Taslima Nasrin of Bangladesh--A Muslim Hero
It shows the ultimate power of at first obscure and later world famous human rights fighters. After all, it has been said that the Jewish teenager in hiding who wrote a classic diary, Anne Frank, emerged, in contrast to Adolf Hitler, as ultimately the most famous persons to be remembered from World War II. And in Russia, it has been Andrei Sakarov, Aleksandr Solzhenitsyn and Eugenia Semyonovna Ginzburg who became the real heroes of the history of the Soviet Union by their writings on the character of the regime and its Gulag Archipelago. When Russian President Vladimir Putin recently visited the 89-year-old Solzhenitsyn at his home in Moscow, no one could question which one of the two had greater stature.
So, it is with those who are trying to reform Islam, taking away from it its barbaric features, fighting its discriminatory posture toward women, it is they who will be the real Muslim heroes of tomorrow.
I thought of this yesterday when the L.A. Times ran an article by Bruce Wallace reporting on the Muslim fundamentalist thugs who showed up at a news conference in Hyderabad and assaulted the exiled Bangladeshi novelist Taslima Nasrin, one of just a few Muslim women who have emerged in recent years as outspoken critics of Islam as it is often practiced.
Nasrin, who presently lives in Calcutta with two policemen always stationed at her door, has been threatened with death for writing in behalf of Islamic reform. In March, a group of Muslim clerics (read barbaric scoundrels) in Lucknow offered a $12,000 reward to anyone who killed Nasrin.
The author was appearing at the news conference to present a newly-published translation of her book "Shodh," or "Getting Even." The thugs, who included three elected officials of a local hard-line Muslim political party, overturned chairs, and cornered Nasrin, hurling books, bouquets of flowers and abuse at her, before police arrived. She was shaken but not seriously hurt.
The melee has been shown widely on Indian television, and drawn the condemnation of the Indian government, which said it will now extend Nasrin's visa to live in India. She was forced by threats against her life to leave Bangladesh in 1994, and has also lived in the West during much of the period since.
However, Agence France-Presse reported later that Nasrin would face criminal charges in Hyderabad for what authorities there called "hurting Muslim feelings." This is like the charges against The Rev. Dr. Martin Luther King, Jr., for defying segregationist policies in Birmingham, Ala.. charges that resulted in his brief incarceration in the Birmingham jail. If it is a crime to hurt Muslim feelings by pointing out that religion's discrimination against women, the the world is really turned upside down, in an Orwellian sense.
"I hope to live safely in this country as a democrat," Nasrin said of her present residency in India. "The people who attacked me are in a minority. I get support and sympathy from a majority of people."
That may be putting the best face on things. India, of course, has a Hindu majority. Many of the substantial Muslim minority have been all too prone to accept extremism.

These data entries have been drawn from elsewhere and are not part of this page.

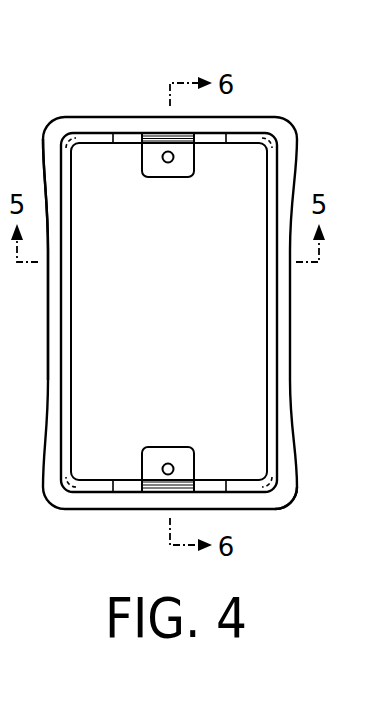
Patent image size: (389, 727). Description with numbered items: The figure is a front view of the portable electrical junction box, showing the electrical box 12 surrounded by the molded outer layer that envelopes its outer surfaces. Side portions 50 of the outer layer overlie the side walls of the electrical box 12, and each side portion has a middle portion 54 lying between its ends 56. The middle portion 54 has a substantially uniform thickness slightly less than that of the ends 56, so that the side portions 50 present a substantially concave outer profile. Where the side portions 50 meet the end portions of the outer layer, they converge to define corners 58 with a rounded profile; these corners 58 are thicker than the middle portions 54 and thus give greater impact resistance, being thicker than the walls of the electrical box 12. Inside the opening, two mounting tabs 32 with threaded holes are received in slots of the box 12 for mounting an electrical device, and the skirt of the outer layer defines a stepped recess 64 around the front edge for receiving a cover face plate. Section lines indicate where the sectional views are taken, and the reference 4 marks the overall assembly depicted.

The fixture 4 is at (34, 360).
The electrical box 12 is at (84, 349).
The mounting tab 32 is at (164, 178).
The side portions 50 is at (300, 403).
The middle portion 54 is at (291, 344).
The ends 56 is at (297, 466).
The corners 58 is at (58, 122).
The recess 64 is at (267, 262).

In the long run, I'm confident Nasrin and her views will prevail. But it may not be soon in much of the Middle East and South Asia.

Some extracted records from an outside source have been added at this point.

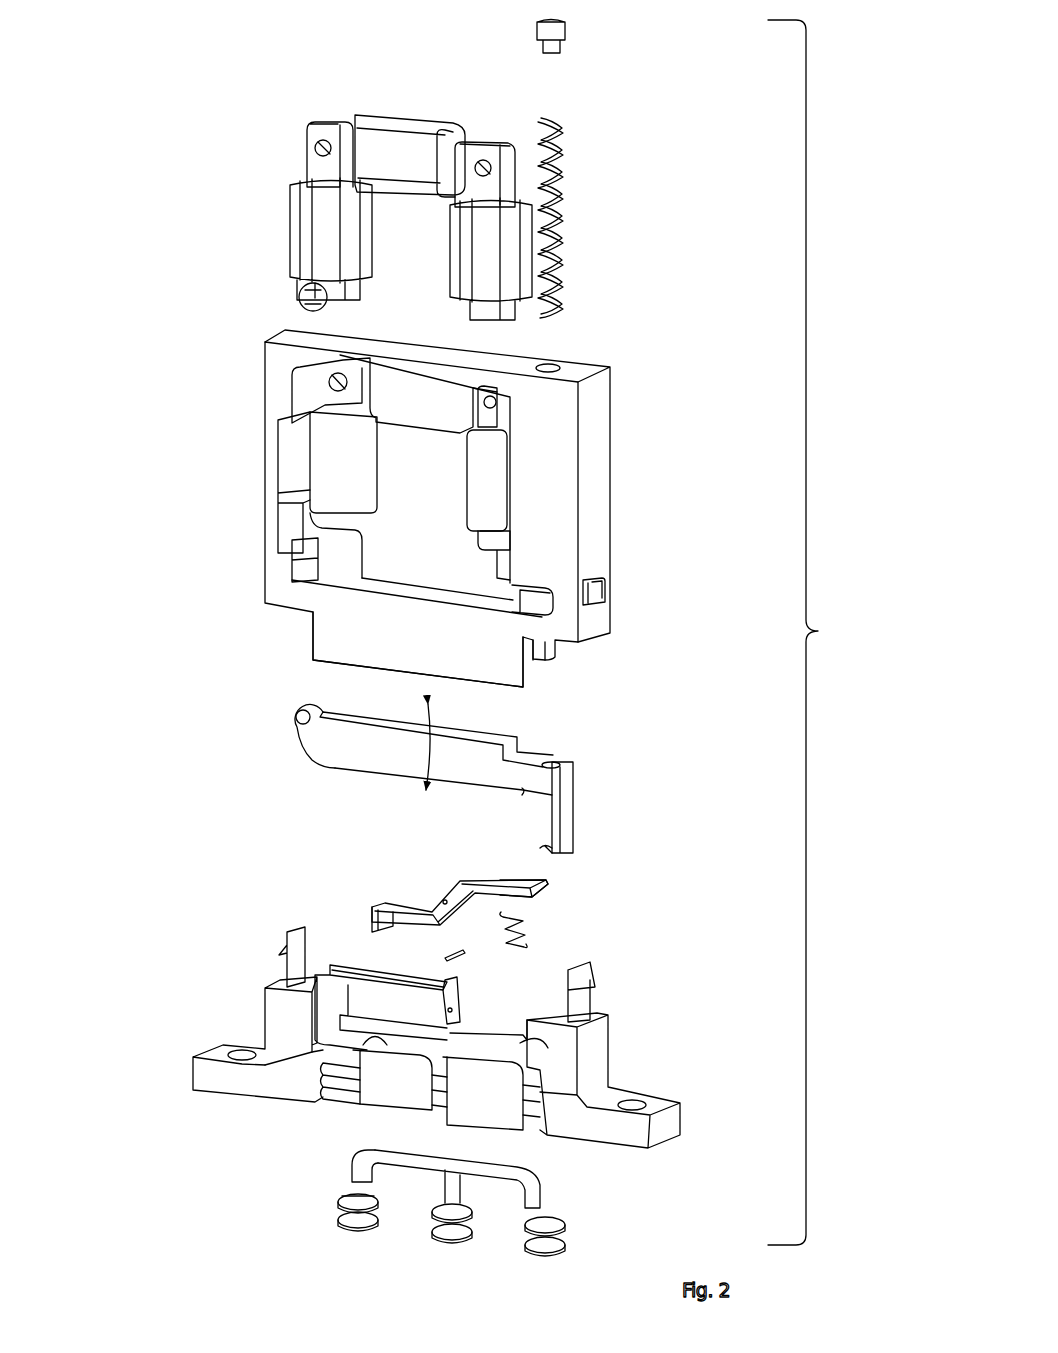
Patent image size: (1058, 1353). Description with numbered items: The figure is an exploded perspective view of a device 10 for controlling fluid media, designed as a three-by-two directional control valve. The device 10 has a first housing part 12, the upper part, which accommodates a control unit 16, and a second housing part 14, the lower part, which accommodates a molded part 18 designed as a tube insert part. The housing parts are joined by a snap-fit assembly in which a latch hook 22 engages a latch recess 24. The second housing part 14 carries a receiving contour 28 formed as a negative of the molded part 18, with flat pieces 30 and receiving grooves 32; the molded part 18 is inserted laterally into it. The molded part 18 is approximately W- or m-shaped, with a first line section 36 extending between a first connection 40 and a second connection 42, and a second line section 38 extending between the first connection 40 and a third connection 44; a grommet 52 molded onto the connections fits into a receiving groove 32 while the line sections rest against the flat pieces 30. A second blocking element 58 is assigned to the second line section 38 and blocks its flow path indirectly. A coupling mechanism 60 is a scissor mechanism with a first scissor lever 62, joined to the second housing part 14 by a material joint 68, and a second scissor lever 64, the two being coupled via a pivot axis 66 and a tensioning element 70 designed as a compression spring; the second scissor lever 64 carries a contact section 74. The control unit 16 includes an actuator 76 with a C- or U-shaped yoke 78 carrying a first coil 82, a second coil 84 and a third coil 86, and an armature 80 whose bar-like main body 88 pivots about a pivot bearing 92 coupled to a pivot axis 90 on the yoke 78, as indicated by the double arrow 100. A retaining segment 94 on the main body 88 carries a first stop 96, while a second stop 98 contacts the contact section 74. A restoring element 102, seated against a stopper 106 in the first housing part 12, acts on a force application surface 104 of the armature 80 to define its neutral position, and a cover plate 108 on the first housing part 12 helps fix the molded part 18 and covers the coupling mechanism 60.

The device for controlling fluid media 10 is at (728, 223).
The first housing part 12 is at (466, 508).
The second housing part 14 is at (400, 1031).
The control unit 16 is at (428, 193).
The molded part 18 is at (467, 1206).
The latch hook 22 is at (284, 955).
The latch recess 24 is at (605, 590).
The receiving contour 28 is at (500, 1057).
The flat piece 30 is at (415, 1048).
The receiving groove 32 is at (345, 1090).
The first line section 36 is at (490, 1170).
The second line section 38 is at (410, 1153).
The first connection 40 is at (448, 1238).
The second connection 42 is at (548, 1250).
The third connection 44 is at (352, 1230).
The grommet 52 is at (352, 1220).
The second blocking element 58 is at (372, 922).
The coupling mechanism 60 is at (517, 901).
The first scissor lever 62 is at (453, 1008).
The second scissor lever 64 is at (412, 906).
The pivot axis 66 is at (468, 955).
The material joint 68 is at (375, 972).
The tensioning element 70 is at (527, 930).
The contact section 74 is at (515, 880).
The actuator 76 is at (394, 136).
The yoke 78 is at (352, 155).
The armature 80 is at (455, 772).
The first coil 82 is at (302, 228).
The second coil 84 is at (413, 128).
The third coil 86 is at (472, 235).
The main body 88 is at (352, 755).
The pivot axis 90 is at (300, 296).
The pivot bearing 92 is at (298, 722).
The retaining segment 94 is at (565, 806).
The first stop 96 is at (553, 846).
The second stop 98 is at (520, 793).
The double arrow 100 is at (428, 730).
The restoring element 102 is at (564, 210).
The force application surface 104 is at (555, 760).
The stopper 106 is at (566, 31).
The cover plate 108 is at (343, 636).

Continuing to read through back issues of the L.A. Times, following my return from a recent trip, I was rather taken aback by the "Opinion" section of Sunday, July 29. The lead article, on summer camps treating trust fund youngsters how to handle their wealth, would have been more suitable as a feature in the Calendar section. An editorial called for the early release of a traitor to the United States, John Walker Lindh, serving an appropriate 20-year term for fighting with the Taliban in Afghanistan. And two more appropriate Opinion articles, on Jerry Brown's chances to become governor again, and comparing Los Angeles Mayor Antonio Villaraigoss affair with television newscaster Mirthala Salinas, with other affairs reporters have had with news sources, ran way back in the section.
It should be remembered, as a letter writer later pointed out to the Times, that Lindh failed to warn his American interragators of an impending attack against Americans at the prison camp in which he was held, and that an American CIA agent, Johnny Spann, was subsequently killed in such an attack. Lindh is, accordingly, not just a naive American Muslim who stumbled into Taliban hands, but he collaborated with their deadly attacks against Americans.
While the able Jim Newton has become editorial pages editor, he is under the supervision and control of the Chicago toady, publisher David Hiller. It appears that both may have been eating rotten Chicago food.